Research shows there is a link between taking antidepressants and weight changes.
However, whether one gains or loses weight is often contingent upon various factors including the class or type of antidepressant medication.
Types Of Antidepressants
For example, there exists different classes of antidepressant medications including selective serotonin reuptake inhibitors (SSRI), serotonin norepinephrine reuptake inhibitors (SNRI), tricyclic antidepressants, and MAO inhibitors.
Antidepressants Most Likely To Cause Weight Gain
Multiple studies show that weight gain of 10 pounds or more may occur in up to 25% of those taking an SSRI.
In 2003, the Cleveland Clinic Journal of Medicine reported that that while weight gain is a possible side effect of SSRI antidepressants, it may be more likely to occur after six months or more of use.
Popular SSRI antidepressants include Prozac, Paxil, Lexapro, Zoloft, and Celexa. (Not all SSRI's are the same, however, as Paxil is the antidepressant most likely to cause weight gain, whereas Zoloft is the least likely.)
Antidepressants Least Likely To Cause Weight Gain
So how does one know if they will experience weight loss, weight gain, or stay the same? The answer is not black and white, and you will not know until your body adjusts to the medication.

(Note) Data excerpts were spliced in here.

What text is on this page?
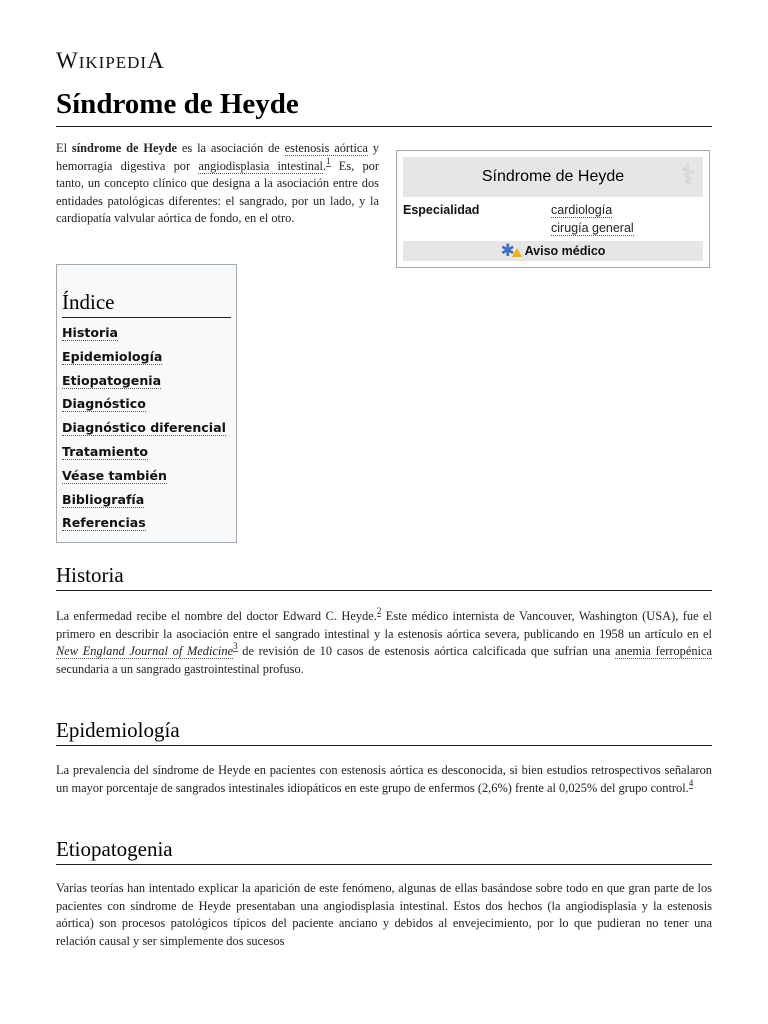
WIKIPEDIA
Síndrome de Heyde

El síndrome de Heyde es la asociación de estenosis aórtica y hemorragia digestiva por angiodisplasia intestinal.$^1$ Es, por tanto, un concepto clínico que designa a la asociación entre dos entidades patológicas diferentes: el sangrado, por un lado, y la cardiopatía valvular aórtica de fondo, en el otro.

Síndrome de Heyde	⚕
Especialidad	cardiología
cirugía general
✱ Aviso médico
Índice
Historia
Epidemiología
Etiopatogenia
Diagnóstico
Diagnóstico diferencial
Tratamiento
Véase también
Bibliografía
Referencias
Historia

La enfermedad recibe el nombre del doctor Edward C. Heyde.$^2$ Este médico internista de Vancouver, Washington (USA), fue el primero en describir la asociación entre el sangrado intestinal y la estenosis aórtica severa, publicando en 1958 un artículo en el New England Journal of Medicine$^3$ de revisión de 10 casos de estenosis aórtica calcificada que sufrían una anemia ferropénica secundaria a un sangrado gastrointestinal profuso.

Epidemiología

La prevalencia del síndrome de Heyde en pacientes con estenosis aórtica es desconocida, si bien estudios retrospectivos señalaron un mayor porcentaje de sangrados intestinales idiopáticos en este grupo de enfermos (2,6%) frente al 0,025% del grupo control.$^4$

Etiopatogenia

Varias teorías han intentado explicar la aparición de este fenómeno, algunas de ellas basándose sobre todo en que gran parte de los pacientes con síndrome de Heyde presentaban una angiodisplasia intestinal. Estos dos hechos (la angiodisplasia y la estenosis aórtica) son procesos patológicos típicos del paciente anciano y debidos al envejecimiento, por lo que pudieran no tener una relación causal y ser simplemente dos sucesos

The reason for this is that medications affect every individual differently, and many individual factors play a role such as height, weight, drug tolerance, sex, age, past medical history, etc.
The botton line is that some folks may gain weight, some may lose weight, and some patients may remain the same.
Often, the only way to know for sure is to try the medication and measure your individual results and reactions.
In addition, a healthy diet and exercise are proven to relieve symptoms of depression and will aid weight loss and benefit overall optimum health. They should be an integral part of any treatment regimen.
Track your weight while taking antidepressants. Note any significant weight gain or weight loss and report any changes to your doctor.
Your doctor can adjust dosages and alter medication times in order to help rectify the situation. If necessary, your doctor may try different antidepressant medications in order to help find what works for you.